Qu'est-ce qui a amené la Commission à s'accorder à reconnaître ce net effet ? Elle s'est pour cela appuyée sur plusieurs études sérieuses qui ont été menées auprès de professionnels de l'enfance. Si le sérieux de ces études n'est pas à mettre en doute, il faut néanmoins préciser deux choses. Premièrement ces études ont été pour l'essentiel réalisées aux Etats-Unis puisque la France semble avoir peu d'éléments concrets en la matière. Il faut donc mettre un bémol sur les résultats obtenus puisque la population américaine présente tout de même un certain nombre de caractéristiques différentes de la nôtre. Deuxièmement, l'impact de cette affirmation est nuancée plus loin dans ce même rapport "L'incidence des émissions violentes sur les conduites est toutefois réduite et les processus à l'oeuvre sont loin de se résumer à des automatismes mimétiques. Il est plus raisonnable de dire que pour certaines personnes et dans certaines situations, les émissions violentes ont un effet". Encore une fois, on constate que seules les phrases les plus inquiétantes ont retenu l'attention de nos journalistes. Il aurait été plus sage de dire que oui, la violence à la télévision à un impact (comme tous les éléments du monde qui nous entoure) mais ce n'est que l'un de ces éléments et non le principal puisque le rapport indique que le chômage durable influe bien d'avantage encore.
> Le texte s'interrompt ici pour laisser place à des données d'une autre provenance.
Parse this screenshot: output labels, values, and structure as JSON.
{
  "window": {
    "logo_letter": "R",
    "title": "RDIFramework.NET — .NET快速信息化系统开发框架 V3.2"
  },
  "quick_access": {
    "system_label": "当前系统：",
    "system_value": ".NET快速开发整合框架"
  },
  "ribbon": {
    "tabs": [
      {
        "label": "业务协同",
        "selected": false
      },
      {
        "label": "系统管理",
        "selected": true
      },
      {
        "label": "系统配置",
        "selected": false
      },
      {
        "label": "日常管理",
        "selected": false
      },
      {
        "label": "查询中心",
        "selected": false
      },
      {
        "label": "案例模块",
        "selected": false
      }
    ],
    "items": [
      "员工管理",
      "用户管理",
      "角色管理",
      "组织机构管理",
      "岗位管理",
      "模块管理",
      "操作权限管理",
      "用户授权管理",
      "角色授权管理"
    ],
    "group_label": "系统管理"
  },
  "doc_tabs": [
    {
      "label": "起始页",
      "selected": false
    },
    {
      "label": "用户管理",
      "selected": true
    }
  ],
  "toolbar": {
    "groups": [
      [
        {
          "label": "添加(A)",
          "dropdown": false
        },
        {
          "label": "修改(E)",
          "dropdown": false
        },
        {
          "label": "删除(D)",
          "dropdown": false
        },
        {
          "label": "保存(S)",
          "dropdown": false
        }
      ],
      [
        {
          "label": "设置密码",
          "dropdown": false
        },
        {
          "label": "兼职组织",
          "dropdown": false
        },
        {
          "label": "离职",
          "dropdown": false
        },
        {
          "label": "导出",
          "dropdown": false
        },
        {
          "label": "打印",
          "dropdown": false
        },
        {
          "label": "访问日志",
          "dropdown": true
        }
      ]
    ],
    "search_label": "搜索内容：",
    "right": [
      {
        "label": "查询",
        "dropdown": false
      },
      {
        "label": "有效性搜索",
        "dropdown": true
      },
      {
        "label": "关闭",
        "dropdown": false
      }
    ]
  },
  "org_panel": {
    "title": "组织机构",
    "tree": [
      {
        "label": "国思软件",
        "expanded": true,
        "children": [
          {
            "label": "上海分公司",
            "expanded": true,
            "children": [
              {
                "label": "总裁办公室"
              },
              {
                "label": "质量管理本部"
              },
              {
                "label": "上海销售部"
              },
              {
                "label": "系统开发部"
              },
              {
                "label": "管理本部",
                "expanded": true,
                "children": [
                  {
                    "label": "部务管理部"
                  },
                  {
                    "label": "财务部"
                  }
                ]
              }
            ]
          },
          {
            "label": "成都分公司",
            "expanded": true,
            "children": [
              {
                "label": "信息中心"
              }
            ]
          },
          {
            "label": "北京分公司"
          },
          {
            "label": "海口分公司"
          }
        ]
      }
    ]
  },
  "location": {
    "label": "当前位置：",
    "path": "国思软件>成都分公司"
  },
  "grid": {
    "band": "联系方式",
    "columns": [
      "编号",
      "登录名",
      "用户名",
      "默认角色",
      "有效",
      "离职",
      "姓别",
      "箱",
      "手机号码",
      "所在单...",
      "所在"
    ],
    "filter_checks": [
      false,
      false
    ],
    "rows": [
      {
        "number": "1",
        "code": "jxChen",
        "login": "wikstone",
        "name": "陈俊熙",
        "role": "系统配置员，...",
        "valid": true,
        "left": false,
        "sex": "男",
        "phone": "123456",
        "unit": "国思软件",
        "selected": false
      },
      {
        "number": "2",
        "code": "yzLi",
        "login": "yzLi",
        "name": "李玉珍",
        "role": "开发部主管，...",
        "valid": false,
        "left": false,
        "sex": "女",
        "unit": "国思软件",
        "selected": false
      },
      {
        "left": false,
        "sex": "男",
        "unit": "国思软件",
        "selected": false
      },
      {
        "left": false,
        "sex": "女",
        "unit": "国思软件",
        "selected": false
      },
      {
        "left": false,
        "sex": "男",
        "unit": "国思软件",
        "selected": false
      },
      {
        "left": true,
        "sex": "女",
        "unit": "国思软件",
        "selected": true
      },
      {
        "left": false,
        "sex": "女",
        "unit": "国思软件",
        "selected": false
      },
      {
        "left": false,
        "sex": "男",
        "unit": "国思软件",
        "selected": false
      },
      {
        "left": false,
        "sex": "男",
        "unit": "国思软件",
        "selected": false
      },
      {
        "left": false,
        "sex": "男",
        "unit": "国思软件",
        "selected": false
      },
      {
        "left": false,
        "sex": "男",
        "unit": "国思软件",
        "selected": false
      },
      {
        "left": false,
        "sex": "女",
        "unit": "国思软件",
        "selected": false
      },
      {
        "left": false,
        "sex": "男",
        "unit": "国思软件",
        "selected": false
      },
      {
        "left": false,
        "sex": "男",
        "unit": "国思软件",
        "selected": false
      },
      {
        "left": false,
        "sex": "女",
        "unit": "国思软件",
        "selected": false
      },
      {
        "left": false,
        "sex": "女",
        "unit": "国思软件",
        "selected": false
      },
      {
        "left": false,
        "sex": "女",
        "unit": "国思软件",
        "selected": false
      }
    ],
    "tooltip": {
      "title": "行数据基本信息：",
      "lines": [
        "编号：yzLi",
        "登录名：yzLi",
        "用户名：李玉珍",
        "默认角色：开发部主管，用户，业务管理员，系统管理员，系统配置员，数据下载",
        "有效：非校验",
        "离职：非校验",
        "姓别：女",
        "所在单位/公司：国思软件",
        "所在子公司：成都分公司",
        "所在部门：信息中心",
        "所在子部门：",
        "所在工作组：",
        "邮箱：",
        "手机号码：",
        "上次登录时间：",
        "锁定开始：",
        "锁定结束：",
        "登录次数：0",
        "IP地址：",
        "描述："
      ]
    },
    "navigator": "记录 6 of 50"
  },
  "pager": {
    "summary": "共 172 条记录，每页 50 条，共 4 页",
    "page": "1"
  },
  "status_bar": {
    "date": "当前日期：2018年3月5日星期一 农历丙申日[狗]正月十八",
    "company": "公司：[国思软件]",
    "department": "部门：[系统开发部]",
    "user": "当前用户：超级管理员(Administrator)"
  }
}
Comment ce net effet se traduit-il ? Le rapport conclut d'une part à un risque de désensibilisation à la violence. Celle-ci devenant plus courante, les enfants s'y habituent ce qui a pour effet négatif de présenter la violence comme une solution possible aux problèmes rencontrés. D'autre part, les émissions pornographiques peuvent avoir pour effet de faire sauter des étapes de maturation sexuelle aux enfants. Fautes d'études dans ce domaine, les effets à long terme ne peuvent être présentés. Il faut donc en déduire que ce "net effet" s'il est bien réel, n'en est pas moins limité à un cadre moins vaste que ce qu'il pouvait sembler au premier abord.

Qu'est-ce qu'un spectacle violent ? Il faut reconnaître que la réponse à cette question est tout sauf facile. Pour tenter d'y répondre, la commission a proposé sa définition de la violence : "la force déréglée qui porte atteinte à l'intégrité psysique ou psychique pour mettre en cause dans un but de domination ou de destruction l'humanité de l'individu". Si cette définition semble correcte, force est de constater qu'elle ne permet pas de clarifier réellement les choses pour autant. A partir de cette même définition, selon qu'on la prenne au sens strict ou avec une certaine souplesse, deux individus différents pourront situer une même scène comme violente ou non violente. Dans son acception la plus stricte, il devient même pratiquement impossible de trouver une histoire sans scène de violence. Ainsi, il faudra prendre les plus grandes pécautions dans la diffusion des cartoons ou l'intégrité physique des héros ne cesse d'être mise en pièces des façons les plus variés. Vil Coyote et Bip-Bip vont-ils devoir être sacrifiés sur l'autel de la censure ? Je plaisante bien sûr, mais définir ce qui est violent de ce qui ne l'est pas semble toujours aussi difficile et le rapport se garde bien de citer le moindre programme à titre d'exemple.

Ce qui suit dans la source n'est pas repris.